L’AUTRE VIOLENCE DES NAVETANES
Le timing est fort opportun, qui a amené hier le préfet de Dakar à lever la suspension qui pesait sur les compétitions de l’Odcav 1 de Dakar. Car l’art de gouverner, c’est aussi de ne pas cumuler les soucis. Au moment où l’eau coule à nouveau dans les robinets et que la tension sociale s’évacue malgré les rancœurs résilientes, les regroupements à fort potentiel explosif, comme les matches de navétane, deviennent désormais plus gérables. En plus, cela offre de quoi divertir les esprits.
Il y a trois semaines que Moussa Sy est mort dans les travées du stade Iba Mar Diop. La famille a fait son deuil et s’installe dans le dur vécu du vide affectif. L’Asc Damels, dont il était supporteur, entretient la mémoire. Le mouvement navétane a eu à compatir et à assurer de son soutien. On a enterré un homme, mais la cruelle réalité est là, qui fait que le spectacle doit continuer.
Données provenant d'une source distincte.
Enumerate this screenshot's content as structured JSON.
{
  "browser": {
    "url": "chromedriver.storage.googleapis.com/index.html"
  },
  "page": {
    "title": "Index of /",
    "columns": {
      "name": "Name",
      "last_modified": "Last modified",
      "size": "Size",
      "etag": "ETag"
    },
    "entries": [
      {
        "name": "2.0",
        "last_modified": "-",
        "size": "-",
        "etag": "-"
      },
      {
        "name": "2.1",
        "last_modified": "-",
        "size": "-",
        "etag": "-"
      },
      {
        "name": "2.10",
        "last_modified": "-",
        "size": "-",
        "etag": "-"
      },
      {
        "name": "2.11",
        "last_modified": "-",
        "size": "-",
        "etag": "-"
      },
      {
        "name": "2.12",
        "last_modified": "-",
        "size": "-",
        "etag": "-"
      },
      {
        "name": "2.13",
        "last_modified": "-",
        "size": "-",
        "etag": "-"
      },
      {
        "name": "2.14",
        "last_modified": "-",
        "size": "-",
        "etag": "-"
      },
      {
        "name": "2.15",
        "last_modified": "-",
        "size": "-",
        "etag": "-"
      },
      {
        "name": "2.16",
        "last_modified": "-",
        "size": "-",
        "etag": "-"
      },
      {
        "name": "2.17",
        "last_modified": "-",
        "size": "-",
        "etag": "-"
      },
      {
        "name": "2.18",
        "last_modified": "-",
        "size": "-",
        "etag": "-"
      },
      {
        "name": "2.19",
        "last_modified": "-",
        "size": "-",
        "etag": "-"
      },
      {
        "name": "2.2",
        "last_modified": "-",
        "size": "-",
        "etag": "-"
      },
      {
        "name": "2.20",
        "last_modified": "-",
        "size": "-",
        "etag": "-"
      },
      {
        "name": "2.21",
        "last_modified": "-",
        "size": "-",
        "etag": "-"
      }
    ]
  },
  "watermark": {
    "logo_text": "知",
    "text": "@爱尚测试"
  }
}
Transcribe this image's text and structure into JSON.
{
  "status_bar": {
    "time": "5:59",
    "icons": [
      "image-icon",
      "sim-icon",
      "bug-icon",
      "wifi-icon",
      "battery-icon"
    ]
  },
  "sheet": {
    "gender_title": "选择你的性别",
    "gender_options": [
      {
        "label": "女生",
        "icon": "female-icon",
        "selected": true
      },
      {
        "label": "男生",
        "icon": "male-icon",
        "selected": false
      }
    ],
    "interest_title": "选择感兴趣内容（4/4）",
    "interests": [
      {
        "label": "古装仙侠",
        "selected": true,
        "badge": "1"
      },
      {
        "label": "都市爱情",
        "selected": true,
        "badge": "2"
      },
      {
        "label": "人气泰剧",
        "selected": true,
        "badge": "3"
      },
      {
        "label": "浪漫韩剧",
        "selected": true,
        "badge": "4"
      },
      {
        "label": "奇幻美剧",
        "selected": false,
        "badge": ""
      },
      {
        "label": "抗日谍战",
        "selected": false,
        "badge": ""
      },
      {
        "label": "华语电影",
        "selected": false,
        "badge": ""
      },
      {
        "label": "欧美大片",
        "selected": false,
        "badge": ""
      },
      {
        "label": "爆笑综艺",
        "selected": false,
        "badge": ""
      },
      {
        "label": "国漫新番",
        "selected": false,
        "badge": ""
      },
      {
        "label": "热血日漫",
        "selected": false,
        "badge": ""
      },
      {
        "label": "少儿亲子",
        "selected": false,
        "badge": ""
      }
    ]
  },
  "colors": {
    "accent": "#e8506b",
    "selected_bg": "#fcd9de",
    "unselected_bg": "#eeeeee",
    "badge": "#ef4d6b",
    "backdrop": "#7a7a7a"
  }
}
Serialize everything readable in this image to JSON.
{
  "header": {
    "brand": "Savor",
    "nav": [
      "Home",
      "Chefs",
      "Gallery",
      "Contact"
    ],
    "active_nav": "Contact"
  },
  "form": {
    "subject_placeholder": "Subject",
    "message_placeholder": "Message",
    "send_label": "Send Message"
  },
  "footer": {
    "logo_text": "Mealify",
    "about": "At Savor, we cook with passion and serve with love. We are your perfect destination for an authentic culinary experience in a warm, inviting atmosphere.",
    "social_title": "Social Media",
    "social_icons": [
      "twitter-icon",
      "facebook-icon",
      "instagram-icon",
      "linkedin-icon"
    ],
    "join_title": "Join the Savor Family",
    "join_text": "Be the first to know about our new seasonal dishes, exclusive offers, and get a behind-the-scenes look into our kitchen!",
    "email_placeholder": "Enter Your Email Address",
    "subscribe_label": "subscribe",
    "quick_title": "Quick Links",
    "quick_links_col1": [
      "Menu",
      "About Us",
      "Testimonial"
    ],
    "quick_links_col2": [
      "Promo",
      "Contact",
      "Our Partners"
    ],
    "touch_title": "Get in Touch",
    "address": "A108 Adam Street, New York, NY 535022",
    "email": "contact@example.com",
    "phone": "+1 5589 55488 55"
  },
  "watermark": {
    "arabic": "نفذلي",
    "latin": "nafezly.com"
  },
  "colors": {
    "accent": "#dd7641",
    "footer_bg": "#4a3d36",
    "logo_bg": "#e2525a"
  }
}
Le sport n’a pas fini de s’accompagner de débordements mortels, mais il y a toujours des intérêts supérieurs qui font que la machine ne s’arrête jamais. Partout dans le monde, on ne compte plus les cadavres sur lesquels on a continué de jouer. Une minute de silence suffit à la pause post-mortem, puis le temps reprend son vol.
La retour du navétane dans les dix zones de Dakar survient donc à un moment opportun, sauf qu’on commence à être hors du temps.
Les compétitions qui vont sans doute reprendre ce weekend n’en sont généralement qu’à trois journées. Naguère, quand on ne vivait pas la monstrueuse excroissance que connaît aujourd’hui ce mouvement populaire, octobre et la rentrée des classes signifiaient le temps des «choses sérieuses». Il y a longtemps qu’on a perdu cette notion des espaces définis et la maîtrise temporelle qui va avec. Ce n’est pas seulement le navétane qui est en cause. Les dérèglements s’opèrent un peu partout et bousculent les repères qui ordonnent les continuités et les complémentarités dans les activités publiques.
Dans ce désordre ambiant, le navétane a pris ses aises. On sait quand est-ce qu’on démarre, par contre, la fin du calendrier est laissée aux aléas du temps. On recommence ainsi à jouer au moment où les enfants sont appelés à se concentrer sur leurs études.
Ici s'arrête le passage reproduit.